After the stage, Bernal was calm in his post-race interview, pointing out that his GC lead remains healthy.

“I’m happy because I didn’t lose too much time with Yates. Today was perfect for him, and with [Damiano] Caruso, who is second in GC, I just lost a few meters,” Bernal said. “In a bad day I lost almost nothing to second on GC.”

Indeed, Bernal did limit his losses to his nearest GC rival. Caruso was dropped earlier on the climb but then linked back up with Bernal and Bernal’s teammate Daniel Martínez, who worked hard pedaling for his Colombian compatriot in the closing kilometers while also finding the energy to shout words of encouragement as they neared the finish.
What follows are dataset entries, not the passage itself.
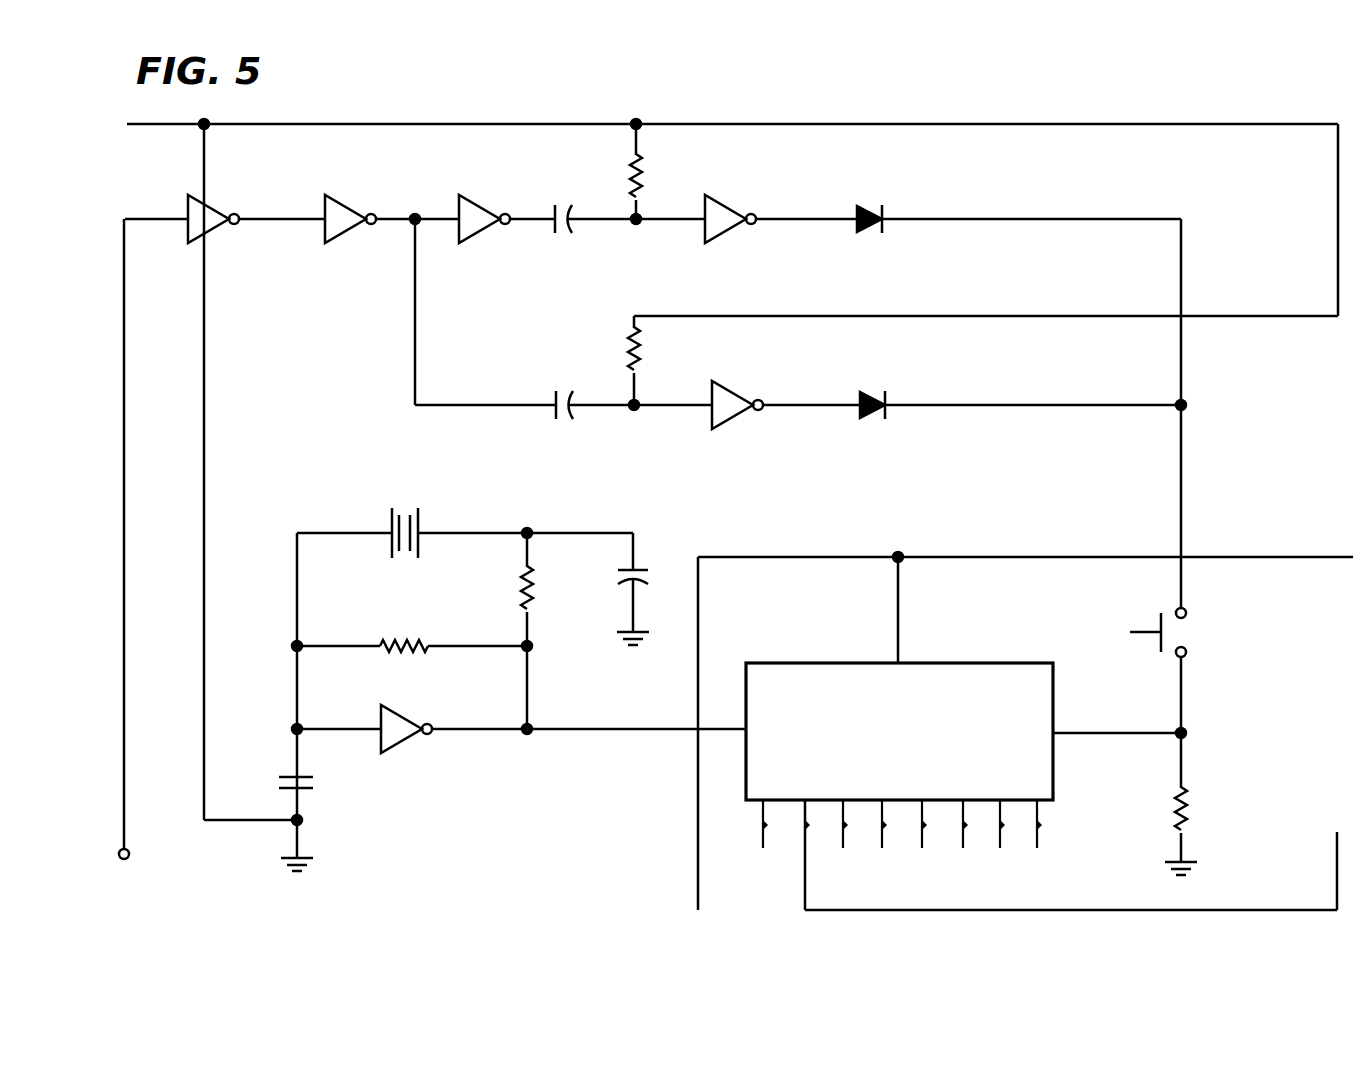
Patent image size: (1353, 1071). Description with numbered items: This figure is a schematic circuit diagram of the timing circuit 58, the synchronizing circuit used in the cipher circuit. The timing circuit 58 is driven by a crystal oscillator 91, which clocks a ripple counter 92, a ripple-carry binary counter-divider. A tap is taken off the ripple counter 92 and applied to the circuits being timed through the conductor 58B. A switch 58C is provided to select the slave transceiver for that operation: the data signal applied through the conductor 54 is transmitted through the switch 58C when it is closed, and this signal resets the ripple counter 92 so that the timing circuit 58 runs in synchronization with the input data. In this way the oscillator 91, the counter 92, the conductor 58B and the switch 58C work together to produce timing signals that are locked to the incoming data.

The timing circuit 58 is at (986, 102).
The conductor 54 is at (124, 818).
The crystal oscillator 91 is at (547, 523).
The ripple counter 92 is at (977, 681).
The conductor 58B is at (1135, 910).
The switch 58C is at (1190, 638).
That said, the race had seemed practically out of reach for most of the field prior to Wednesday, but now, it doesn’t seem like such a sure thing that Bernal will close the door on this Giro with ease. Yates looked particularly strong on the Sega di Ala, and Bernal tipped his cap to his rival after the stage.

“Today was a tough day for me for sure. The last kilometer or so was really steep and I tried to follow Yates but today he was stronger than me,” he said. “Then I just tried to ride with Caruso, who is the closest in the GC. I don’t want to take any risks. Yates today was impressive. I just did my best.”

Those watching the stage may have been stunned by Bernal suddenly appearing human. After more than two weeks of looking untouchable on the bike, Bernal was a far less dominant race leader on stage 17. With five stages to go, it suddenly looks as if we have a real race on our hands again.

Bernal himself, however, gave little indication that he was concerned with the day’s events. A lead is a lead, even if it shrank a somewhat on Wednesday.

“I have some advantage with Yates, so I just need to arrive with some time to Milan,” Bernal said. “If I win the Giro with one second or two minutes, for me it will be the same.”